Tuesday, April 06, 2010

blog.repurpose() again + Js rant

It's not like I got tired of blogging about breaking things. I've written before about the Heisenberg effect -- am I deliberately breaking things just to write about them? I don't think it's really that either. And coincidentally I've not really broken anything recently either -- well apart from putting a kitchen knife through my limited edition boxed copy of Tara Busch's Pilfershire Lane when I couldn't get its jiffy bag open. If there was any collector's value in that, there isn't any any more.

I think the main deal is that as a programmer and mobile human I see so many things that are broken every day, and I don't see why I shouldn't write about them just because I didn't do the breaking.
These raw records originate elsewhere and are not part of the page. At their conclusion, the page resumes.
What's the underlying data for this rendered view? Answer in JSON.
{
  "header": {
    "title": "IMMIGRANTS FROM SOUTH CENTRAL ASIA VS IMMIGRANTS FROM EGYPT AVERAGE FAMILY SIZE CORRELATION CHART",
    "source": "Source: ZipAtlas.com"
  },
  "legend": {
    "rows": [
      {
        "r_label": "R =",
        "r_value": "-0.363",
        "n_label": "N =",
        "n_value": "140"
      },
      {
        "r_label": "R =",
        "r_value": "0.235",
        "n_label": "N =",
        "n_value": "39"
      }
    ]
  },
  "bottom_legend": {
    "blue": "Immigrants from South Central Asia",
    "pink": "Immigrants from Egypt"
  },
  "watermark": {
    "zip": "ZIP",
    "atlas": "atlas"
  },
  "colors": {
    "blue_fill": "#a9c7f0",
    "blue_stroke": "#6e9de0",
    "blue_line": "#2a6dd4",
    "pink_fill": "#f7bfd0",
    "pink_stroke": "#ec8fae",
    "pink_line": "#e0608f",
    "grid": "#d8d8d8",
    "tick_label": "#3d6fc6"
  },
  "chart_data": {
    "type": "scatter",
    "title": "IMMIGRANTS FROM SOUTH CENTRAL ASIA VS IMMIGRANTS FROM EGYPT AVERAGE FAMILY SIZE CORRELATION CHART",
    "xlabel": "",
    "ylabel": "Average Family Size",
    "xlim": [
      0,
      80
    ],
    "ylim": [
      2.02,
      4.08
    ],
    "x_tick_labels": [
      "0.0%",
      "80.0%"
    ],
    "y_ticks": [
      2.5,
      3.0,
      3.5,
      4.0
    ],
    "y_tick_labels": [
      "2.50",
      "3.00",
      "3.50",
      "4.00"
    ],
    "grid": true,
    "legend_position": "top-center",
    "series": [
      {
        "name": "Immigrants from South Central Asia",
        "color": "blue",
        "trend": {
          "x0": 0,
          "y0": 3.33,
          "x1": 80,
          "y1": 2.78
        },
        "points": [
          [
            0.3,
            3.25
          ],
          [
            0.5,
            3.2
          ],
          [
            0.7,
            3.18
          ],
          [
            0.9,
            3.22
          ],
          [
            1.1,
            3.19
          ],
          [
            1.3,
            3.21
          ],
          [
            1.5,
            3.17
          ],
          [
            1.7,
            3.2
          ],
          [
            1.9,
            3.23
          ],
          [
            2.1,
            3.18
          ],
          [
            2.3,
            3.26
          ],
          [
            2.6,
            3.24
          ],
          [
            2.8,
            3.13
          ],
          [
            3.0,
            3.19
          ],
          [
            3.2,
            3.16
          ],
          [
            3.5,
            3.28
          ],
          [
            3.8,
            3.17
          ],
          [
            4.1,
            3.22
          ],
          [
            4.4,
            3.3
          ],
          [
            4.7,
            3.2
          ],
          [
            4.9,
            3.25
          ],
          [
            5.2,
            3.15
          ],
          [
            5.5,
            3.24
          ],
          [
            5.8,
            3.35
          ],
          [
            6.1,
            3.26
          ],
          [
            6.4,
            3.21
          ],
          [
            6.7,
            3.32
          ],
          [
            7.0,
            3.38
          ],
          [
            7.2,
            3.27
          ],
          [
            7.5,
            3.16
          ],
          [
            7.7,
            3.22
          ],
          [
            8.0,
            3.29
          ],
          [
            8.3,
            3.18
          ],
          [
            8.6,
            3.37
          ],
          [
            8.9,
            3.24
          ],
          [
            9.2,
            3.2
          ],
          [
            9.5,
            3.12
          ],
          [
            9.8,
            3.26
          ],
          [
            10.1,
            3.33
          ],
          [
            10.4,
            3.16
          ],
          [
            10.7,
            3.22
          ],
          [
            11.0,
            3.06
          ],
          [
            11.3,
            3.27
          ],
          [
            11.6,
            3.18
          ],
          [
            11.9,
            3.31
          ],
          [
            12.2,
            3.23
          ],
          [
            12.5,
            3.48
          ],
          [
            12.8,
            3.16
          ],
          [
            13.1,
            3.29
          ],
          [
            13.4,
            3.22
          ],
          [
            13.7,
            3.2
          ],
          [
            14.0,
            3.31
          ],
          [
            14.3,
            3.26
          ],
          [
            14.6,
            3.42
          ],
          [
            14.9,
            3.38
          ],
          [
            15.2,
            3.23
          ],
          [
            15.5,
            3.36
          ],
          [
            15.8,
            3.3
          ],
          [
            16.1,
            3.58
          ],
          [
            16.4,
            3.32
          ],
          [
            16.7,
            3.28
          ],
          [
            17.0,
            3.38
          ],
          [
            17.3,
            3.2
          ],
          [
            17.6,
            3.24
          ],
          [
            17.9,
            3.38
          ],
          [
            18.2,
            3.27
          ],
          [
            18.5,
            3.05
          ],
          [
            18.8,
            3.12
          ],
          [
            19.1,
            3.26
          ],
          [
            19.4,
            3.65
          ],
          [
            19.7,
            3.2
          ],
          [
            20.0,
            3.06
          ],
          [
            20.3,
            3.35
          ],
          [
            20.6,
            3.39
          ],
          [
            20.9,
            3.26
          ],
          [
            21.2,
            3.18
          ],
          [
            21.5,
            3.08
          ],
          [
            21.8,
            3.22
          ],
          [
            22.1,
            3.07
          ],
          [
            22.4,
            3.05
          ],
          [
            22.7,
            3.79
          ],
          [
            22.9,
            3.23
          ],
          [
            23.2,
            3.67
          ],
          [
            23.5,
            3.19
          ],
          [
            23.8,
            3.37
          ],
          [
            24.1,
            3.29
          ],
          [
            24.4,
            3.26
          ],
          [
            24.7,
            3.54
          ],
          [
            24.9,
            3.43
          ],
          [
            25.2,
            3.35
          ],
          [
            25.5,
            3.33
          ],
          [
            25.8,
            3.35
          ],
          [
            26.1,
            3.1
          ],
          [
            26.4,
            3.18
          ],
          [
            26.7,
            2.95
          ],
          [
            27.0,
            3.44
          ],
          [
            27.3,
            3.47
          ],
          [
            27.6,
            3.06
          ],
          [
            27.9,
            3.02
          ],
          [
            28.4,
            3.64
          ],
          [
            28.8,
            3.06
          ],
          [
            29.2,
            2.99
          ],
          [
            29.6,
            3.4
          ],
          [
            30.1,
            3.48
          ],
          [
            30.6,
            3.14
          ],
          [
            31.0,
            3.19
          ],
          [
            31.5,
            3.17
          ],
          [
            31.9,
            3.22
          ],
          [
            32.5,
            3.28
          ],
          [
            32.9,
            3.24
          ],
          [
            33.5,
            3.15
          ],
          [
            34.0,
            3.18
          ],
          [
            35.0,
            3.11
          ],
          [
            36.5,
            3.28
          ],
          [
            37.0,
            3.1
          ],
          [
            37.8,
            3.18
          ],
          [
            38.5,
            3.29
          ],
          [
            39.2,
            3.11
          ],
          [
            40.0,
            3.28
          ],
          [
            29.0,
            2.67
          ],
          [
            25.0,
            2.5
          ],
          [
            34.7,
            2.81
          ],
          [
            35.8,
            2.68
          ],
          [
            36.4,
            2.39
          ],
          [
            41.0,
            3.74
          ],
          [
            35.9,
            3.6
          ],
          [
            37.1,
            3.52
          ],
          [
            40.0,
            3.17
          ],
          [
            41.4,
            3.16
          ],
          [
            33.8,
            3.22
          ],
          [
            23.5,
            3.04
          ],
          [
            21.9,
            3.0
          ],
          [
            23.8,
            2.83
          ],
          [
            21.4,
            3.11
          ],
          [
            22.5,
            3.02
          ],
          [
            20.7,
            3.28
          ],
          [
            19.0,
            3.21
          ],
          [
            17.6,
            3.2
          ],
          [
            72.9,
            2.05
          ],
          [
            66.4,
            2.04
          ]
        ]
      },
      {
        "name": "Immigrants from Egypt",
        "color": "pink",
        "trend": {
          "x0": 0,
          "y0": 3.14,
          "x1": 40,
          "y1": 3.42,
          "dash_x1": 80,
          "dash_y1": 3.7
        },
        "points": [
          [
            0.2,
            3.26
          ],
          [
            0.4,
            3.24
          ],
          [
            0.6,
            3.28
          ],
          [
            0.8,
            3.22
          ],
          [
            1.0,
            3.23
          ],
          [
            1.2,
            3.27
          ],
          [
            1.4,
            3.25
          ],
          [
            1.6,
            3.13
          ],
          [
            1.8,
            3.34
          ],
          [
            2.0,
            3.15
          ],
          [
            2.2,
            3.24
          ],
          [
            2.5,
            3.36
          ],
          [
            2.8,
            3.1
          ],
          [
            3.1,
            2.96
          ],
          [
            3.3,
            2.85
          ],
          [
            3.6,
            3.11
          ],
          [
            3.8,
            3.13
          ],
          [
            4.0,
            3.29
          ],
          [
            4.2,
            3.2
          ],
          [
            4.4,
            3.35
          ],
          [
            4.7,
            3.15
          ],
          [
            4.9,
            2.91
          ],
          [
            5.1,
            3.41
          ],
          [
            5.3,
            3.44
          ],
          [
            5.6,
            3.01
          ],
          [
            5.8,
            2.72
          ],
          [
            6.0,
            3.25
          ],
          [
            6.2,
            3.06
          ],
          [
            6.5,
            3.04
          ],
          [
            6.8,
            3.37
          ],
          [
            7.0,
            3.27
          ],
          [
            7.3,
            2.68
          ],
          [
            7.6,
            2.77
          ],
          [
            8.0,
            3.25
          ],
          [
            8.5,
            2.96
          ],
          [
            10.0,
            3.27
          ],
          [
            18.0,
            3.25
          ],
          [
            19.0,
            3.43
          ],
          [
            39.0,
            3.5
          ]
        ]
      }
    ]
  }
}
So the new title is "It Was Broken When I Got Here", with due respect to the Crucible fire experts' motto of "It Was On Fire When We Got Here, Honest".

First up for the treatment, though by no means the first, last, or only, is the "new" HTML 5 Web Database API. Now in general I think HTML 5 is great smashing super. canvas is proving to be a real graphics workhorse, geo can't hurt, and video will hopefully mean a web video standard finally (Apple, please get out of the way, thanks). Together they will spell the death of Flash, and really how could that be a bad thing?

Unfortunately however someone left the design of the web database package in the hands of someone who has never seen a database API before and thinks that one should write one's Javascript application onion-style, as a series of concentric closures. I presume they did this in an attempt to make code as unreadable and unportable as possible in order to prove how smart they are. Not to mention how stupid it is to implement classes in Js so why would we bother? Hey dickhead, take a look at John Resig's Class.js.

The problem is that the entire API is asynchronous. You heard me right, a *database* API is asynchronous. How long does "create table" take? Or even the most complex retarded SQL query? An hour? No, more like a few milliseconds. In other words, much shorter than your average Ajax call. Because, you see, Captain Closure, database calls are *local*, *CPU bound*, and in general the application needs the data it got back in order to proceed. So making the whole thing asynchronous kinda indicates that you thought you were writing something networky or I/O bound, and someone bolted on some database shit at the last minute.

Yes, yes, shut up, I know there is a synchronous API too. Be nice if anyone implemented it. Safari and Chrome don't. Largely because it came along quite recently. This should be setting alarm bells off in any *real* programmer's head by now. Wait, they didn't implement the async API on top of the sync one? Or rather expose the sync API so if you *really* wanted to do your database sync, you could roll your own? Nope. That kind of stupid traditional talk doesn't make any sense in Js, also known as AnyExcuseNotToImplementRealLanguageFeaturesScript.

No problem, says the real programmer, we've been building sync APIs on top of async APIs for ages. Just reset your flag, spin and yield waiting for the flag to get set by the async task. Easy. Well apart from one thing. Js really isn't a real environment, as despite kinda having thread, it has no yield().

Because, once again, dear readers, the authors of Js and the HTML 5 web database API didn't bother thinking about it, they just started writing code. This is agile development, we don't need design! We can just iterate! Never mind that 8 million developers around the globe will adhere to a crap standard and will create 8 million hacky workarounds for a problem which would have taken 5 minutes to prevent had someone - anyone - not taken a bong hit before ratifying the standard! Who cares? We make money from incompatibility! This is the web! Code should be free! It's open source, everything is fine!

tl;dr -- the HTML 5 web database API is a pile of shit designed by someone who had no clue what they were doing.